Do you have a working smoke alarm in your bedroom? Can you “hear the beep where you sleep?” If not, now is the time to assess your smoke alarms—and it’s not enough to just check or replace the batteries.
According to the National Fire Protection Association (NFPA), one quarter of home fire deaths are caused by fires that originate in the bedroom. It’s a scary statistic, and it’s the reason NFPA’s Fire Prevention Month campaign is encouraging homeowners to install smoke alarms in every bedroom and on every level; including basements and attics. NFPA is also stressing the importance of testing smoke alarms monthly and urging families to make an escape plan a priority, since in a fire situation, every second counts!
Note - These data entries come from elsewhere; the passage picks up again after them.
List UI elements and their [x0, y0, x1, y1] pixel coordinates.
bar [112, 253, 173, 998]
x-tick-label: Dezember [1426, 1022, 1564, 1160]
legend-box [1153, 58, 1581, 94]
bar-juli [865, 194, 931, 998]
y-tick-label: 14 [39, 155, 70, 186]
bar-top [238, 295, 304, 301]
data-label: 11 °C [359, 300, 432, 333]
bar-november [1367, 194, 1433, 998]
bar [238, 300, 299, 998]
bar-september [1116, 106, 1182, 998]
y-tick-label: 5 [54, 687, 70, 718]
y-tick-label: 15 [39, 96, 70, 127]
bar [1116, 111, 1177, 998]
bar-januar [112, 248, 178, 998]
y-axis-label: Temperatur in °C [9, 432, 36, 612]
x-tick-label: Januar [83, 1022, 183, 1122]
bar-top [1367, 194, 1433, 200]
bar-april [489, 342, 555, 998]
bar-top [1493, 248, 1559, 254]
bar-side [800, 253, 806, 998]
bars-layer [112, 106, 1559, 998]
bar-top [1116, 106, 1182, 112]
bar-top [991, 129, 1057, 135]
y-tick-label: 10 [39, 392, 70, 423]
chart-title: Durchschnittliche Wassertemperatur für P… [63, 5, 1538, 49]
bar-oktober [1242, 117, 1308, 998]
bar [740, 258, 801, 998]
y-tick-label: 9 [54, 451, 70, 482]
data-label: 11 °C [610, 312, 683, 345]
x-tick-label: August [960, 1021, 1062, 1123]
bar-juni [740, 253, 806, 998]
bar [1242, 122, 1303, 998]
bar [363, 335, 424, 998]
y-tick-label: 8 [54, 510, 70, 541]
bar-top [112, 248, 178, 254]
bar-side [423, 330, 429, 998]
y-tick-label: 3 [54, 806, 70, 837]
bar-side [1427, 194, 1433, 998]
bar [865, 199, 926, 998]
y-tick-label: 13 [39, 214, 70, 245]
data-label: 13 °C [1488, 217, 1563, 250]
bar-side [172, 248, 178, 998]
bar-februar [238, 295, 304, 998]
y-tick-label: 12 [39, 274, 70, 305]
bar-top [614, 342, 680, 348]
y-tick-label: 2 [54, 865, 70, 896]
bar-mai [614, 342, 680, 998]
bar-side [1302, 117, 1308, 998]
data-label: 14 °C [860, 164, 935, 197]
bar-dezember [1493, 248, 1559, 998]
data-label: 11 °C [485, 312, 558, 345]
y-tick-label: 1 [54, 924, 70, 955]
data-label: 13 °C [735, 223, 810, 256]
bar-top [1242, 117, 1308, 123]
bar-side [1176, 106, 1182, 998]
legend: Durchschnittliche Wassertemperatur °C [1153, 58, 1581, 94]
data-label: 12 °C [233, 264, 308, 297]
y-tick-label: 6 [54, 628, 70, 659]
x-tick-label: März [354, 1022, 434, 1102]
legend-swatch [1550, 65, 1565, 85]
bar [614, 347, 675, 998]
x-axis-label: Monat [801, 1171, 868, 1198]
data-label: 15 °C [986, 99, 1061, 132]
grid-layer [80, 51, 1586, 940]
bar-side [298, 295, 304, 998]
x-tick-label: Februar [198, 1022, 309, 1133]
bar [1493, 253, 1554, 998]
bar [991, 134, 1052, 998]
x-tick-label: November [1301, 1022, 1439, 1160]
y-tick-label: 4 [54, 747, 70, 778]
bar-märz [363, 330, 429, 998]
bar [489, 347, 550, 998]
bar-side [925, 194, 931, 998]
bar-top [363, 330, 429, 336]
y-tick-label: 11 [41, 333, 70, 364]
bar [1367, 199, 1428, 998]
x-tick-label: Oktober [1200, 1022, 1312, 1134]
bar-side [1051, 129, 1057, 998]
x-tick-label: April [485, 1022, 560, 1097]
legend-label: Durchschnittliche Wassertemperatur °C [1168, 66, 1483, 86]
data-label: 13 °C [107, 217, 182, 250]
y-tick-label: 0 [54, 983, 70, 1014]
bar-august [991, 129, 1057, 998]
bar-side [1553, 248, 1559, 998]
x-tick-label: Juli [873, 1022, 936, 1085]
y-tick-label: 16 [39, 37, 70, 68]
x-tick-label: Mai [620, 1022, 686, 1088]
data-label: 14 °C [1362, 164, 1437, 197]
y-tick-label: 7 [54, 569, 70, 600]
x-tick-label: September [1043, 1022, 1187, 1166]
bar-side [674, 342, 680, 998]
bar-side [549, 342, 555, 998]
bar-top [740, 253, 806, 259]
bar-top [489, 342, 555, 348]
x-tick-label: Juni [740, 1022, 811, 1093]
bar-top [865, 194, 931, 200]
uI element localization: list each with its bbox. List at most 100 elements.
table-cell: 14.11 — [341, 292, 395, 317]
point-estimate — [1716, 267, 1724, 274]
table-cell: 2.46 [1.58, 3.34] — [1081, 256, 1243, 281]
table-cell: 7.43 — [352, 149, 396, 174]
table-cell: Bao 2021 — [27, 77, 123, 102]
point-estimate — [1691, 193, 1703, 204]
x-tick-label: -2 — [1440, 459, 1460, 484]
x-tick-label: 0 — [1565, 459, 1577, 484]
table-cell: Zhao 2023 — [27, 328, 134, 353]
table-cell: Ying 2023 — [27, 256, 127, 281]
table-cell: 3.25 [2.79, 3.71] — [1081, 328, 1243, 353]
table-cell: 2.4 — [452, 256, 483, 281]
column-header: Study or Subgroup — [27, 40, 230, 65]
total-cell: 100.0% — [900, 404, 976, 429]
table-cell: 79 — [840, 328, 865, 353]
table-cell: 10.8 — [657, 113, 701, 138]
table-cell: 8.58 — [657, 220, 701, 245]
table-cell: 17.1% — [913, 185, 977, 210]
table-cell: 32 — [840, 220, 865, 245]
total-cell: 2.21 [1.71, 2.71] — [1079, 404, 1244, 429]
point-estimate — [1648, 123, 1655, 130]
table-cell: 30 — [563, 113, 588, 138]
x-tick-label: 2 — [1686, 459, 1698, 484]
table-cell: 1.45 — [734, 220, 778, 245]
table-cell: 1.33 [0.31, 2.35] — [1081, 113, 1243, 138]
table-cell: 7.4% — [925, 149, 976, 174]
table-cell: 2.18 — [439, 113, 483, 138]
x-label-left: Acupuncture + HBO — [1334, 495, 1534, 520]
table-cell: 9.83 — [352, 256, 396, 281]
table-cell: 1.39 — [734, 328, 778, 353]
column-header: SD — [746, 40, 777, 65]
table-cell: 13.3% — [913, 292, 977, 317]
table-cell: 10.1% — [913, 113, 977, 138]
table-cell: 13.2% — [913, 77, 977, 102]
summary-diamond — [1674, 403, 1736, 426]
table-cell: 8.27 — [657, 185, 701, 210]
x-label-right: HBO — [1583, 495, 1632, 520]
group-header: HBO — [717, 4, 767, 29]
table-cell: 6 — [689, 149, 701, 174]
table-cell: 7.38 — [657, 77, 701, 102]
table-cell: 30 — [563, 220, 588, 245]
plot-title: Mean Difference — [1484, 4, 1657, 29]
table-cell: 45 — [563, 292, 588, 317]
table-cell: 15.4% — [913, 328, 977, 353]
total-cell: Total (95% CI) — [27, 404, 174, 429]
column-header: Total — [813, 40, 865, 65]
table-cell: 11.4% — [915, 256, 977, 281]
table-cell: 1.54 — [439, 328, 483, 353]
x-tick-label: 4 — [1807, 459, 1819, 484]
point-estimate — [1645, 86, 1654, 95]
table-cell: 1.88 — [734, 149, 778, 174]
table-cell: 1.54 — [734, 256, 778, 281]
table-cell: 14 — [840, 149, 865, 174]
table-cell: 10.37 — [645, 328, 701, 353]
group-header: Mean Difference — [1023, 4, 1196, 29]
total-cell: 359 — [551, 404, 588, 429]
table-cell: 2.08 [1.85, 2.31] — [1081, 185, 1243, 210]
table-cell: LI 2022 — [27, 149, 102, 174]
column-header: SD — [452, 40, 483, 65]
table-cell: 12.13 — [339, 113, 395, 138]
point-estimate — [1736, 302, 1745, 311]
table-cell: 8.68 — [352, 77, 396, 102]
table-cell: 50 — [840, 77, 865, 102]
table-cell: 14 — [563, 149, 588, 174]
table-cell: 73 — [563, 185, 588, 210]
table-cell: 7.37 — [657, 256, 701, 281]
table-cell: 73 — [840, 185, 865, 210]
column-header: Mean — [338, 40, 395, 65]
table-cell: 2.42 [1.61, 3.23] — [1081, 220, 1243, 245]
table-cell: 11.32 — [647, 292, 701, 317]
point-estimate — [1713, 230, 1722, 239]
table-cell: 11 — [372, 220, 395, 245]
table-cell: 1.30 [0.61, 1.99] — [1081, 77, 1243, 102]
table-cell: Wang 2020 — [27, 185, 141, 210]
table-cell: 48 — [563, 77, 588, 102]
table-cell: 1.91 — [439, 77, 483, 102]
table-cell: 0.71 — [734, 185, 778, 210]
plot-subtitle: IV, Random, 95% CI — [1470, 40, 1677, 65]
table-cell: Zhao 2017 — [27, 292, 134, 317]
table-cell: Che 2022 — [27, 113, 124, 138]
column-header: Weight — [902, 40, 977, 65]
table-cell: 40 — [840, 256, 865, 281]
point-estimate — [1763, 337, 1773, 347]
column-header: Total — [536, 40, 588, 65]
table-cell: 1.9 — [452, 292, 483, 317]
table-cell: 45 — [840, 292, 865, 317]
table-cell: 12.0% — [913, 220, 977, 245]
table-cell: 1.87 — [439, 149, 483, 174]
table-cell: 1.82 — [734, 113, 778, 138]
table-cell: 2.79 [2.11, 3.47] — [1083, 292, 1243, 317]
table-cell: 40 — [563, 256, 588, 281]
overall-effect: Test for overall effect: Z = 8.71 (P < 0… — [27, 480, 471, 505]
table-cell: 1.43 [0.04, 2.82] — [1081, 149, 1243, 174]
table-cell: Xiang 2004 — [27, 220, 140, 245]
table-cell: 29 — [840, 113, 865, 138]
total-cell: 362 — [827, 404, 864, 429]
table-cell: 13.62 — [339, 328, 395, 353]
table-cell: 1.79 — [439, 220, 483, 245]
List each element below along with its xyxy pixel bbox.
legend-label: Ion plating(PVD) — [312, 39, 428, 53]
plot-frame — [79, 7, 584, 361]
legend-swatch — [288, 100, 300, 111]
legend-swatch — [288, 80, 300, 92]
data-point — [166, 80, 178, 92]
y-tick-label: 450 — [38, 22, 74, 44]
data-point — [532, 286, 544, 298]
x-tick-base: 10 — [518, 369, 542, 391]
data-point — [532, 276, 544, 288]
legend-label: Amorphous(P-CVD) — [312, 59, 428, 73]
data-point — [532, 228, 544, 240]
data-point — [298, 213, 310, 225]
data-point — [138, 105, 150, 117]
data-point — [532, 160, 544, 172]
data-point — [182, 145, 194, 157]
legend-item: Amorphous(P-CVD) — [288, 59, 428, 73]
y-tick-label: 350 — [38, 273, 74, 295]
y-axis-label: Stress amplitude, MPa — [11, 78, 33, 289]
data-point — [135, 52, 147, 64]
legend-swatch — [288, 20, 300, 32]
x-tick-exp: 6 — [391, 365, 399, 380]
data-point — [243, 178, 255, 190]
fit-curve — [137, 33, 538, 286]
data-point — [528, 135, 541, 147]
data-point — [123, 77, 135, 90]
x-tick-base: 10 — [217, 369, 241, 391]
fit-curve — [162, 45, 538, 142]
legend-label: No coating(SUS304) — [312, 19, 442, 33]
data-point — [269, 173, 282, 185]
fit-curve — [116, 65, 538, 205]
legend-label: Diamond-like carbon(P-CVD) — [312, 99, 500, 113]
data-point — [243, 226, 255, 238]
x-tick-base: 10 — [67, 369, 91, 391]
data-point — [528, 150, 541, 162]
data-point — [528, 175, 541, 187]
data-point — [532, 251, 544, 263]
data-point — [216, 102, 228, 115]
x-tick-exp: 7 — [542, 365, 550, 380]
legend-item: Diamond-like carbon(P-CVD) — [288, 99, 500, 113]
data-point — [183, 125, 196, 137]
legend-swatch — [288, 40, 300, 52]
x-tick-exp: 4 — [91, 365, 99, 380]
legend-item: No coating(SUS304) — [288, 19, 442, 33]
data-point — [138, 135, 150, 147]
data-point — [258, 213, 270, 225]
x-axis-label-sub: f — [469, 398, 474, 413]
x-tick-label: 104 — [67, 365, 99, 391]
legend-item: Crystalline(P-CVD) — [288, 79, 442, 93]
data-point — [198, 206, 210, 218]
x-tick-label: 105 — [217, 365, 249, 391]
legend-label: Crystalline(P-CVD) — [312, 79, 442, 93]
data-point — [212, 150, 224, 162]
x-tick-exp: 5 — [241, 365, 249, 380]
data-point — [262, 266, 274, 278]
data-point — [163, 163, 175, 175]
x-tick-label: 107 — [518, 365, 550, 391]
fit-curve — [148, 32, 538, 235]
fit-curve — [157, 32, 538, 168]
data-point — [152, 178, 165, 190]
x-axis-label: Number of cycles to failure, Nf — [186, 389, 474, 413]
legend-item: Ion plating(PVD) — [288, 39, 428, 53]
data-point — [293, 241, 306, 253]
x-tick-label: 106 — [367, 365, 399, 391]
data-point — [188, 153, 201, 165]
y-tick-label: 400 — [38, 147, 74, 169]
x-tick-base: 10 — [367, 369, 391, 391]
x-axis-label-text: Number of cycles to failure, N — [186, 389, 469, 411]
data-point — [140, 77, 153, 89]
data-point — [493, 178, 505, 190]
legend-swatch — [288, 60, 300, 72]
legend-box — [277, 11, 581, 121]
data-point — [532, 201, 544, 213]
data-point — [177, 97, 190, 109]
The NFPA estimates that home fires account for $7 billion in property loss in the U.S. Thunderstorm-sparked fires that occur in the darkness of night, can be difficult to detect; especially if the fire originates in the attic, basement or electrical panel. These fires can be especially destructive, when lightning ignites a home fire in one of the following ways:
- Through a direct strike
- In an arc discharge between two conductive objects at different induced potentials
- By a current surge in circuitry and electrical equipment
- By the overflow of substantial electrical current which causes overheating, melting or vaporizing of metal
- By arcing of lightning current from conductors at high-resistance grounds
- Through lightning puncturing pinholes in CSST gas piping
A typical lightning strike can pack up to 200 kA of electrical energy (100 million volts of power), and it’s not uncommon to read news accounts about lightning igniting late night home fires in many areas of the country. Just prior to posting this blog, lightning struck a home in Ancaster, N.Y., sparking a 2:00 a.m. fire in the home’s electrical box. Thankfully for the homeowners, firemen responded quickly, preventing injuries and total destruction.
What many homeowners may not know, is that a lightning protection system can provide a safe and effective grounding network to protect a structure from this type of preventable fire. When installed by a certified specialist, lightning protection systems meet the needs of safety, technology and design. A complete system includes: strike termination devices, conductors, ground terminals, interconnecting bonding to minimize side flashing, and surge protection devices for incoming power, data and communication lines to prevent harmful electrical surges. Methods and materials for lightning protection are reviewed regularly through a national safety standard process, which means the science of lightning protection keeps pace with our ever-changing technology. The NFPA 780 Standard for the Installation of Lightning Protection Systems is recognized as the most comprehensive resource for reducing lightning risks. The 2014 Standard includes 12 chapters and 15 annex sections to provide a thorough overview of design requirements and applications for lightning protection systems.
NFPA ‘s Fire Prevention campaign is believed to be the longest running public health and safety observance on record. Since 1922, the country has seen huge progress in the fire safety movement with the construction of fire-resistant buildings and improvements in fire suppression techniques. Fire Prevention Month is also a good time to remind homeowners about LPI’s newly released video about the lightning risk and the benefits of lightning protection systems for homeowners: https://lightning.org/learn-more/watch-learn/#video-3
More information about fire safety and NFPA’s annual campaign is available at www.firepreventionweek.org.
This October, help LPI build lightning safe communities by learning more about lightning protection and fire safety. Make sure you can “hear the BEEP, where you SLEEP!” And when you have a lightning protection system installed by a qualified LPI professional, you and your family can enjoy the peace of mind to rest easy!